Everybody loves a good burger, right? This Aussie staple is easy to paleo-fy into a delicious and nutrition rich meal – with bacon!
This recipe makes about a dozen patties, so there’s plenty of leftovers for lunches or even freezing if you’d like.
Makes about dozen patties
Porcini burger patty ingredients:
- 1kg grass-fed organic beef mince
- 50g dried porcini mushrooms
- 1 large onion, minced
- 4 cloves garlic, minced
- 2 eggs
- salt & pepper to taste
- Nasties free bacon
- Homemade paleo mayo
- Fresh pineapple, cut into thin slices
- Tomato, sliced
- Cucumber, sliced
- Spanish onion, sliced into rings
Place porcini mushrooms in a bowl and cover with boiling water. Let soak for 30 minutes. Drain and squeeze out excess water. (Tip: Collect the porcini soaking water and reduce it in a small sauce pot. You can use this to create delicious mushroom sauce to accompany your next steak meal!)

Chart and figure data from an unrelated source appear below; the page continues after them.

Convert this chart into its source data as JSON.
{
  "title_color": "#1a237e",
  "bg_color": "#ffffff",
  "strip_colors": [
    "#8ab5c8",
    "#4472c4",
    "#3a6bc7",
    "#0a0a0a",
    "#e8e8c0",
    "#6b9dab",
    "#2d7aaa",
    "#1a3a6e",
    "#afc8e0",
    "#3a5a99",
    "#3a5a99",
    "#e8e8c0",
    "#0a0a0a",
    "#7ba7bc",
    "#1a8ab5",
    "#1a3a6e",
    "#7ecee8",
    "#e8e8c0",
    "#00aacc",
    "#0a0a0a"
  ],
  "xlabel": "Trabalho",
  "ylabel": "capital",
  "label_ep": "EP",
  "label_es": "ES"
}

Mix the drained mushrooms with all the remaining burger patty ingredients (mince, onion, garlic, eggs, salt & pepper) in a bowl. Form into patties and cook on a BBQ. I use two egg rings stacked up to form the patties. This creates pretty patties that are all the same size and a perfect round shape. Before cooking, press the middle of the patties thinner so they don’t swell up while cooking.
While cooking the patties, fry the bacon slices and eggs on the BBQ as well.
Arrange lettuce, tomato, onion rings and cucumber onto plates. Place pineapple slices on top of the salad bed and top with guacamole. Stack patties on top of guacamole, smear mayo on patties and top with bacon and fried egg.